La vicenda della piccola Anna Giulia rappresenta il simbolo della grave crisi dei rapporti tra molte famiglie italiane e la giustizia minorile. Da più parti si invoca l’abrogazione dei Tribunali per i minorenni, per altro creati dal regime fascista con il recondito fine di esercitare il controllo dei cittadini ricattandoli attraverso l’uso strumentale della tutela dei figli.
Ovviamente nel corso della storia i giudici minorili italiani hanno invece dato prova di grande capacità e modernità: ciò nonostante la complessità delle esigenze familiari attuali imporrebbe una riqualificazione della giustizia familiare e minorile attraverso il varo del Tribunale della Famiglia per il quale l’Ami già nel 2009 ha avviato contatti con il Ministero della Giustizia.
L’avv. Gian Ettore Gassani, presidente nazionale Associazione Avvocati Matrimonialisti Italiani: “L’attuale giustizia minorile troppe volte appare succube dello strapotere dei servizi sociali che in alcune realtà giudiziarie incidono in modo determinante sulle decisioni dei giudici in ordine al destino di molti minori, come nel caso di Anna Giulia. L’Ami inoltre ritiene che il diritto di difesa dei genitori nel processo minorile sia del tutto marginale rispetto a ciò che accade dinanzi alla giurisdizione ordinaria: emerge uno strapotere dei giudici minorili che diventa ancora più insopportabile ed anticostituzionale nel momento in cui i tempi dei procedimenti sono particolarmente lunghi finendo con il vanificare anche i provvedimenti giusti e più necessari adottati nell’interesse del minore”.

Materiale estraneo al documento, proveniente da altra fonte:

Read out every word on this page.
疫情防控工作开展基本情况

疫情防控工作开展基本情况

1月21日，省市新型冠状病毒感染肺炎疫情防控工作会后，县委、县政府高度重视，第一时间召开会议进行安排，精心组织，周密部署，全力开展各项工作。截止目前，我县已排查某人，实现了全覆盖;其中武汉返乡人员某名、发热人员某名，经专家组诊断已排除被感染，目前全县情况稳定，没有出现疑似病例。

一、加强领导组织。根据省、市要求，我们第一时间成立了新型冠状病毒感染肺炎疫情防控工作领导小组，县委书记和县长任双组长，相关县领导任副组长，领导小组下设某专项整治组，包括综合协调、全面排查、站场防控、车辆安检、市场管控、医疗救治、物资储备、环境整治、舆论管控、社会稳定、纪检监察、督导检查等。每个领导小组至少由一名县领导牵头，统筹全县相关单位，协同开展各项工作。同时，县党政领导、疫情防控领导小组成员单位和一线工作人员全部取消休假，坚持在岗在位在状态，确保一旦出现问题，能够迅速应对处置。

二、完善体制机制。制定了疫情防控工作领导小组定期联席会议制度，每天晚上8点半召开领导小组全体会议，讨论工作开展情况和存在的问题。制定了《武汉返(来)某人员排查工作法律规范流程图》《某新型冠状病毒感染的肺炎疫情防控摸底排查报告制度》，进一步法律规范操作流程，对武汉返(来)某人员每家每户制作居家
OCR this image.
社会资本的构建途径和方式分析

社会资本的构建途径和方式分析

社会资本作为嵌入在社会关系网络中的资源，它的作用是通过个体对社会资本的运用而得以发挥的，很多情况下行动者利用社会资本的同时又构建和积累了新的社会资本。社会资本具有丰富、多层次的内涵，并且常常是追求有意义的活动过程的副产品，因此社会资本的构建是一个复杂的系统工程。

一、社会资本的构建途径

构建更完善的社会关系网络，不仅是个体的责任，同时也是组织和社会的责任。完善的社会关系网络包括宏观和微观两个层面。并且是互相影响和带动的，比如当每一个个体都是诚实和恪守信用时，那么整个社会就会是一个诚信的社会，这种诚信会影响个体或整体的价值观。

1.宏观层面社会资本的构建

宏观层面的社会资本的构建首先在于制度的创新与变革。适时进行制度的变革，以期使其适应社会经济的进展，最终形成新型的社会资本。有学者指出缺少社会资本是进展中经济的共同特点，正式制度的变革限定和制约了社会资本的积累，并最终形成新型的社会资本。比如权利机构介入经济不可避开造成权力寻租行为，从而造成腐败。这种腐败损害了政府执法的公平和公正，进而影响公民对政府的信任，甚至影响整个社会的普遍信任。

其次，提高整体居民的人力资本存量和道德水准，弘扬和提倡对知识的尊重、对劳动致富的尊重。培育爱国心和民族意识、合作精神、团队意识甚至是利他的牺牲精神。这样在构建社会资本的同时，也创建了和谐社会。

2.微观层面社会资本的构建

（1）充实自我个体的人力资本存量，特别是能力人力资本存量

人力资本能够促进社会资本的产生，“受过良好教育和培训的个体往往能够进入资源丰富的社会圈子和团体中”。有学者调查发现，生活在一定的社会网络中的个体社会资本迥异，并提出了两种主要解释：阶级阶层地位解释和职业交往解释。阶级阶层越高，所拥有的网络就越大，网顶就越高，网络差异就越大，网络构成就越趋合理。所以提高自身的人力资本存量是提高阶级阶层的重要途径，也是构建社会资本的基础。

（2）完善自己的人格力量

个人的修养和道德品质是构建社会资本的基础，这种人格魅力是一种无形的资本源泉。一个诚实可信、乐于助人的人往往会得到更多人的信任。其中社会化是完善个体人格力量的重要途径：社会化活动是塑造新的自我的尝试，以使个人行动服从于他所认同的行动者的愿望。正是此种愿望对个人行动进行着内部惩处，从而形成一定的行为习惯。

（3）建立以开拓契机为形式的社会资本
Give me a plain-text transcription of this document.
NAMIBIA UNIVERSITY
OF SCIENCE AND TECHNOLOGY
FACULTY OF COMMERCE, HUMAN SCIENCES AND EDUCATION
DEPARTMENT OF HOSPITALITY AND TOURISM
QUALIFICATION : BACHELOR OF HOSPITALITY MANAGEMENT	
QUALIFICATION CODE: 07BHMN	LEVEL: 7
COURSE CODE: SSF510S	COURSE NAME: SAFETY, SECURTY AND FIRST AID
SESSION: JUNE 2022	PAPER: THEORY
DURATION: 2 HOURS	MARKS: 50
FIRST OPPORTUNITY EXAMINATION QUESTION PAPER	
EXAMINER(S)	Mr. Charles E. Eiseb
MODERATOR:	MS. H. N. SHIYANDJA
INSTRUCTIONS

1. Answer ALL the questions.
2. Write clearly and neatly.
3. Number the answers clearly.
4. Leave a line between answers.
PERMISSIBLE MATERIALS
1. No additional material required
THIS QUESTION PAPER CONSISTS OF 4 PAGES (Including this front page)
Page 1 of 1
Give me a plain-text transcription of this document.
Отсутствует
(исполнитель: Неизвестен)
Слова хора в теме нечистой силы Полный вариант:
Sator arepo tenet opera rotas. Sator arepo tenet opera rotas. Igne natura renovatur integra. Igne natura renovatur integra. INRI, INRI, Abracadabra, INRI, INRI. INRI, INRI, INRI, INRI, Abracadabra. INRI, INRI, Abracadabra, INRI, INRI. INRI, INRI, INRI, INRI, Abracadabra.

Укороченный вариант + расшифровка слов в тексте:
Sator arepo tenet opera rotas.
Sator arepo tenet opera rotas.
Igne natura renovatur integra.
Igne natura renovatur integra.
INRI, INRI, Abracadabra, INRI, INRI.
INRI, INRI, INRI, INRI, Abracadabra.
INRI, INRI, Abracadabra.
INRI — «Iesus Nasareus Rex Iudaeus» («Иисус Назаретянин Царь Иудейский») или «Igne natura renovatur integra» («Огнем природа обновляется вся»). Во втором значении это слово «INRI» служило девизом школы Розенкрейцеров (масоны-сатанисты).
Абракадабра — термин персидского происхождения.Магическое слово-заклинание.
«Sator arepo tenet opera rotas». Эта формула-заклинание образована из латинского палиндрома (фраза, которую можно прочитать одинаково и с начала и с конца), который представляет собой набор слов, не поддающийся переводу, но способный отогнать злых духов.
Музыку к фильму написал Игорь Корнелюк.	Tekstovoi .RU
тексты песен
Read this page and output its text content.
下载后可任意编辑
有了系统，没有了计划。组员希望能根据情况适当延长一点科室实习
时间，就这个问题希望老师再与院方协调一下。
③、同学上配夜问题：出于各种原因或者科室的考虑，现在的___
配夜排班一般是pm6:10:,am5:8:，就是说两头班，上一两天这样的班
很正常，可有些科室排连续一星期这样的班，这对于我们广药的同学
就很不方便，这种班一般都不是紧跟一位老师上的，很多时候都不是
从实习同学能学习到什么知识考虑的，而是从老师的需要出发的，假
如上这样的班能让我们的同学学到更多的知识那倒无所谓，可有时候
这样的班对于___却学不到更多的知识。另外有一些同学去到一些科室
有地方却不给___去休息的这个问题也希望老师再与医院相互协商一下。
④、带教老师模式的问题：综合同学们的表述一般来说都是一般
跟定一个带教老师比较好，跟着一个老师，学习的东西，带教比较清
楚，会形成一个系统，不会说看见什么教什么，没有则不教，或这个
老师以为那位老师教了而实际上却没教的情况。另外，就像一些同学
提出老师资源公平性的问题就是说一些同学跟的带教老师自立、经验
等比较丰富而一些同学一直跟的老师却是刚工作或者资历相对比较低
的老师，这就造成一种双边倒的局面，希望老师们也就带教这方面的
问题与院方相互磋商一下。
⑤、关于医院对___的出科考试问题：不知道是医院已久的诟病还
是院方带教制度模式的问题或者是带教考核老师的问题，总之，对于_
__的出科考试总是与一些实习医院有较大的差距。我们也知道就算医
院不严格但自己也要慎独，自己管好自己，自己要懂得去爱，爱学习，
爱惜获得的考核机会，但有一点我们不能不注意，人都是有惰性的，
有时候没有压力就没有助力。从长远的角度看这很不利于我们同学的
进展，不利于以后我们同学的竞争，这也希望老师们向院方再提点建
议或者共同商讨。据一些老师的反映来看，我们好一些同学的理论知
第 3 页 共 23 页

“Il rapimento dei genitori – continua – non può essere considerato più grave del ‘rapimento di Stato’ se si considera che l’allontanamento di un minore dev’essere sempre finalizzato al recupero del rapporto genitori-figli. Nel caso di specie l’Ami si augura che sia la coppia che gli organi competenti possano impegnarsi per risolvere una vicenda simbolo di tante altre e che soprattutto la bimba possa essere immediatamente affidata ai parenti e non ad una nuova casa famiglia; l’affidamento dei minori presso le case famiglia dev’essere considerata soltanto come ‘l’ultima spiaggia’ in considerazione peraltro del sospetto, adombrato da molti, che dietro questi affidamenti si nascondano squallidi interessi economici (un bambino affidato a tali strutture costa allo Stato tra i 150 ed i 300 euro al giorno). Ovviamente si tratta di sospetti eccessivi considerando l’impegno di tante case famiglia, specie nelle zone più complesse del Paese. Resta il principio: occorre prevedere l’utilizzo delle stesse soltanto in casi eccezionali”.